KUALA LUMPUR (BLOOMBERG) - Malaysia plans to tighten existing laws protecting children against sexual violence and hold guardians and teachers accountable for ignoring telltale signs of abuse, the nation's first female Deputy Prime Minister Wan Azizah Wan Ismail said.

An act on sexual offences against children was passed last year under the former government of ex-prime mnister Najib Razak.
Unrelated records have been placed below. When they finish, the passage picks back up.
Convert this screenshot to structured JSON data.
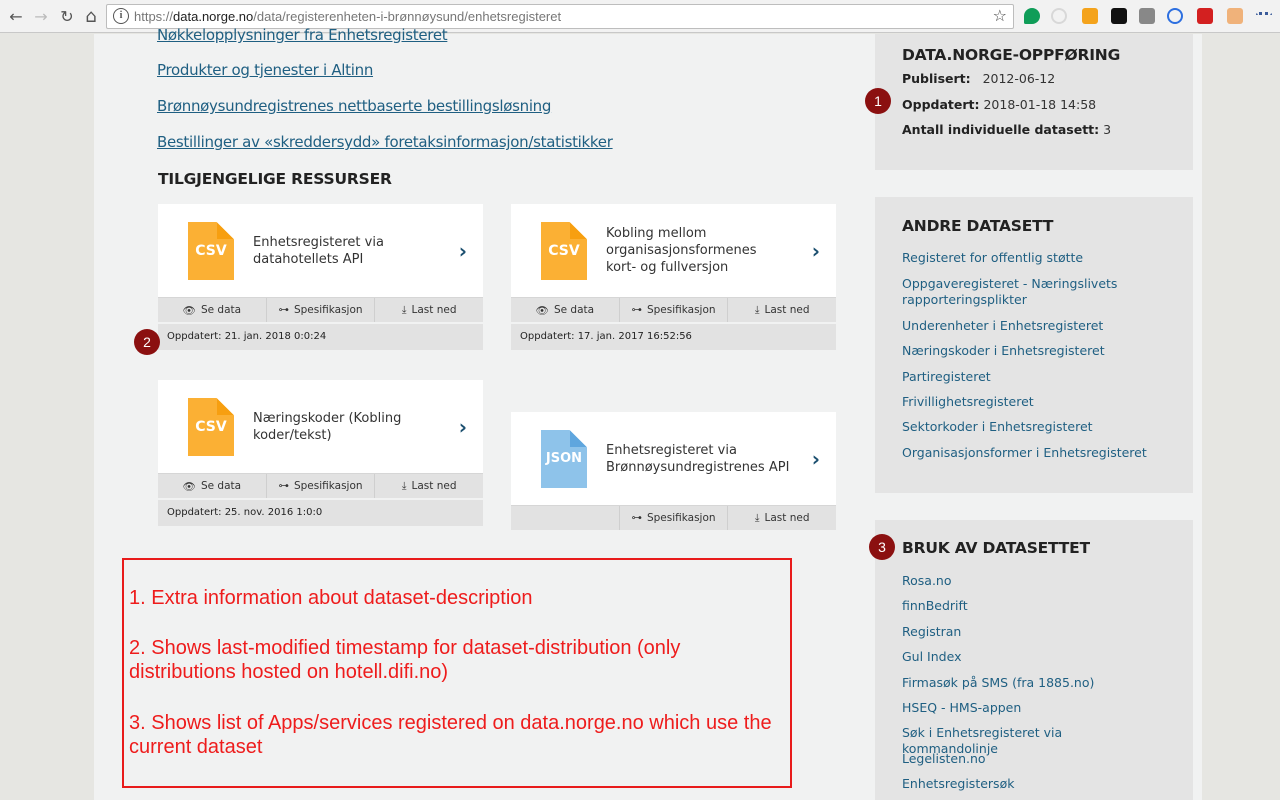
{
  "browser": {
    "url_prefix": "https://",
    "url_domain": "data.norge.no",
    "url_path": "/data/registerenheten-i-brønnøysund/enhetsregisteret",
    "icons": {
      "back": "←",
      "forward": "→",
      "reload": "↻",
      "home": "⌂",
      "info": "i",
      "star": "☆"
    },
    "extensions": [
      "hangouts-icon",
      "sync-icon",
      "chart-extension-icon",
      "document-extension-icon",
      "camera-icon",
      "wave-extension-icon",
      "lastpass-icon",
      "face-extension-icon",
      "dots-extension-icon"
    ]
  },
  "main": {
    "links": [
      "Nøkkelopplysninger fra Enhetsregisteret",
      "Produkter og tjenester i Altinn",
      "Brønnøysundregistrenes nettbaserte bestillingsløsning",
      "Bestillinger av «skreddersydd» foretaksinformasjon/statistikker"
    ],
    "resources_title": "TILGJENGELIGE RESSURSER",
    "resources": [
      {
        "format": "CSV",
        "title": "Enhetsregisteret via datahotellets API",
        "actions": [
          "Se data",
          "Spesifikasjon",
          "Last ned"
        ],
        "updated": "Oppdatert: 21. jan. 2018 0:0:24"
      },
      {
        "format": "CSV",
        "title": "Kobling mellom organisasjonsformenes kort- og fullversjon",
        "actions": [
          "Se data",
          "Spesifikasjon",
          "Last ned"
        ],
        "updated": "Oppdatert: 17. jan. 2017 16:52:56"
      },
      {
        "format": "CSV",
        "title": "Næringskoder (Kobling koder/tekst)",
        "actions": [
          "Se data",
          "Spesifikasjon",
          "Last ned"
        ],
        "updated": "Oppdatert: 25. nov. 2016 1:0:0"
      },
      {
        "format": "JSON",
        "title": "Enhetsregisteret via Brønnøysundregistrenes API",
        "actions": [
          "Spesifikasjon",
          "Last ned"
        ]
      }
    ]
  },
  "sidebar": {
    "entry": {
      "title": "DATA.NORGE-OPPFØRING",
      "published_label": "Publisert:",
      "published_value": "2012-06-12",
      "updated_label": "Oppdatert:",
      "updated_value": "2018-01-18 14:58",
      "count_label": "Antall individuelle datasett:",
      "count_value": "3"
    },
    "other": {
      "title": "ANDRE DATASETT",
      "items": [
        "Registeret for offentlig støtte",
        "Oppgaveregisteret - Næringslivets rapporteringsplikter",
        "Underenheter i Enhetsregisteret",
        "Næringskoder i Enhetsregisteret",
        "Partiregisteret",
        "Frivillighetsregisteret",
        "Sektorkoder i Enhetsregisteret",
        "Organisasjonsformer i Enhetsregisteret"
      ]
    },
    "usage": {
      "title": "BRUK AV DATASETTET",
      "items": [
        "Rosa.no",
        "finnBedrift",
        "Registran",
        "Gul Index",
        "Firmasøk på SMS (fra 1885.no)",
        "HSEQ - HMS-appen",
        "Søk i Enhetsregisteret via kommandolinje",
        "Legelisten.no",
        "Enhetsregistersøk"
      ]
    }
  },
  "badges": [
    "1",
    "2",
    "3"
  ],
  "annotation": {
    "lines": [
      "1. Extra information about dataset-description",
      "2. Shows last-modified timestamp for dataset-distribution (only distributions hosted on hotell.difi.no)",
      "3. Shows list of Apps/services registered on data.norge.no which use the current dataset"
    ]
  },
  "colors": {
    "csv": "#fbb034",
    "csv_fold": "#f79f10",
    "json": "#8ec3ea",
    "json_fold": "#5fa6de",
    "link": "#1f5f82",
    "badge": "#8b1010",
    "annotation": "#ee1c1c"
  }
}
It aims to protect minors below 18 years old and makes child pornography and sexually communicating with a child an offence.

Wan Azizah, who holds a second portfolio as the minister of women, family and community development, said there is room to strengthen the law to make it more effective.

"Ultimately there have to be laws to hold primary caregivers ignoring child abuse incidences accountable," Wan Azizah, who has nine grandchildren, said in an interview at her office in Putrajaya.

"They are supposed to be the guardians of it, you have to sensitise them to look for telltale signs or be aware and be more attentive," Wan Azizah said. "I've been told horror stories."

The wife of former deputy prime minister Anwar Ibrahim, Wan Azizah first entered politics two decades ago when Anwar was jailed on what he described as trumped up sodomy charges.

The trained eye surgeon, who has spent much of her married life as a housewife, went on to establish the forerunner of what is now known as the People's Justice Party - Parti Keadilan Rakyat (PKR) - of which she is president.

About a month after Prime Minister Mahathir Mohamad swept to power on May 9, his government has moved swiftly to fulfill campaign pledges including scrapping a goods and services tax and shelving infrastructure projects.

For her part, Wan Azizah said her ministry is looking at bolstering regulations against domestic violence and sexual harassment, while promoting gender equality, also part of Mahathir's election promises.